Here was the Cubs’ greatest pitcher, Mordecai Peter Centennial ‘Three Finger’ or ‘Miner’ Brown, in a manila folder labeled M. BROWN and smudged with fingerprints. Not even a first name. No mention of his 239 victories or of his induction into the Hall of Fame. No mention of his injury, the cropped finger that allowed him to put a special spin on the ball. Just a file with the barest of records.
I did find some of my own correspondence in a file labeled CRANK LETTERS, filed away alongside a letter claiming the Chicago Cubs would win the last pennant before Armageddon and another containing what purported to be conclusive evidence that Ernie Banks and Billy Williams were extraterrestrials. Seeing them side by side, I had to admit that those letters made as much sense as mine.
There were penciled notes on one of my more inflammatory letters: Dangerous? F.B.I.? Relative of E. G. Clarke? My sister, Enola Gay, is a fugitive from justice.
I emerged at 6:00 A.M., disheveled, dry-mouthed, redeyed, and without one shred of evidence that the 1908 Chicago Cubs ever visited Big Inning, Iowa, or, for that matter, that there ever was a Big Inning, Iowa.

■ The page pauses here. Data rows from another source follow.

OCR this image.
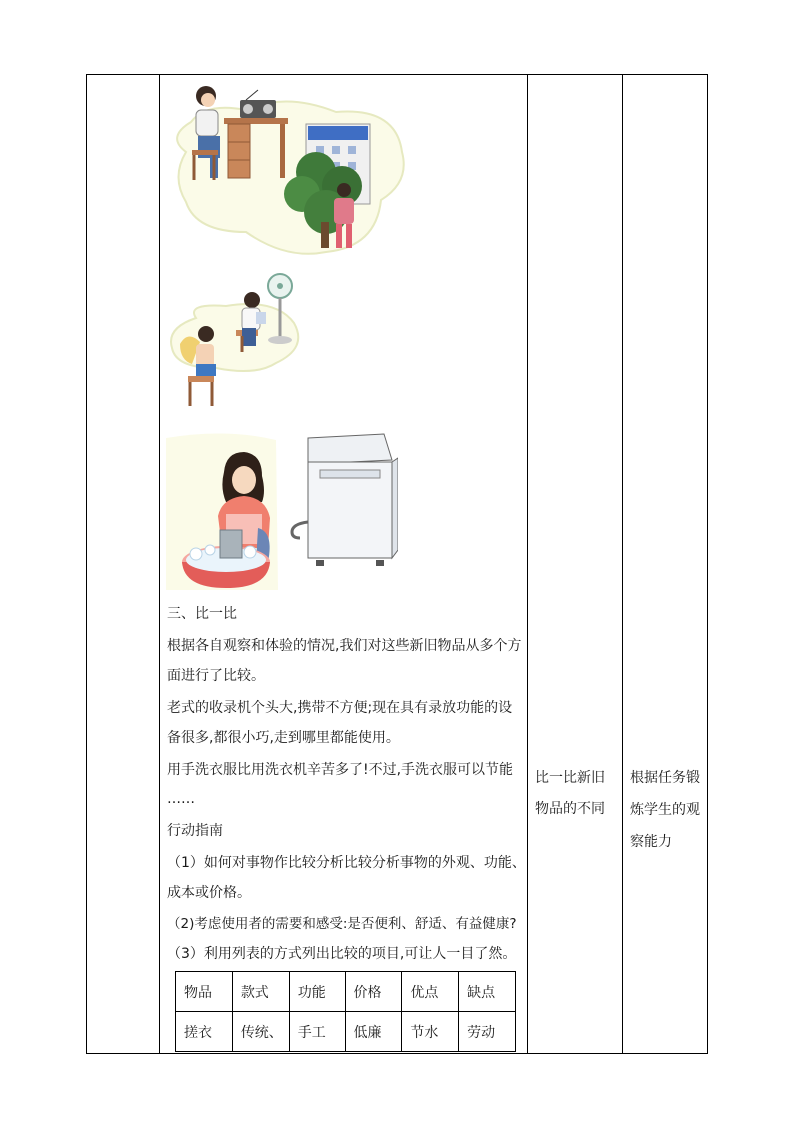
三、比一比
根据各自观察和体验的情况,我们对这些新旧物品从多个方
面进行了比较。
老式的收录机个头大,携带不方便;现在具有录放功能的设
备很多,都很小巧,走到哪里都能使用。
用手洗衣服比用洗衣机辛苦多了!不过,手洗衣服可以节能
……
行动指南
（1）如何对事物作比较分析比较分析事物的外观、功能、
成本或价格。
（2)考虑使用者的需要和感受:是否便利、舒适、有益健康?
（3）利用列表的方式列出比较的项目,可让人一目了然。
物品	款式	功能	价格	优点	缺点
搓衣	传统、	手工	低廉	节水	劳动
比一比新旧
物品的不同
根据任务锻
炼学生的观
察能力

‘It is a fact that there are cracks in time,’ my father repeated endlessly. ‘Weaknesses – fissures, if you like – in the gauzy dreamland that separates the past from the present.’ Hearing those words like a musical refrain all through my childhood, I came to believe them, or, rather, accept them; it was never a matter as simple as belief. To me they weren’t remarkable; after all, some children were taught to accept the enormities, the absurdities, the implausibilities of scripture as fact.
‘Time is out of kilter here in Johnson County; that’s my conclusion,’ my father said to me often. ‘But if something is out of kilter, there’s no reason it can’t be fixed. And when it’s fixed I’ll be proven right.’
Briefly stated, here is what my father believed: through those cracks in time, little snippets of the past, like small, historical mice, gnaw holes in the lath and plaster and wallpaper of what used to be, then scamper madly across the present, causing eyes to shift and ears to perk to their tiny footfalls. To most people they are only a gray blur and a miniature tattoo of sound quickly gone and forgotten. There are, however, some of us who see and hear more than they were ever meant to. My father was one of those, as am I.
My father, Matthew Clarke, dreamed his wife. He lay in his bedroom in the square frame house with green shutters in the Iowa town called Onamata, which, long ago, before the flood, when everything but the church was washed away in the direction of Missouri, was called Big Inning. Wide awake, eyes pressed shut, Matthew Clarke dreamed his ideal woman, conjuring her up from the scarlet blackness beneath his lids, until she rose before him like a genie, wavery, pulsating.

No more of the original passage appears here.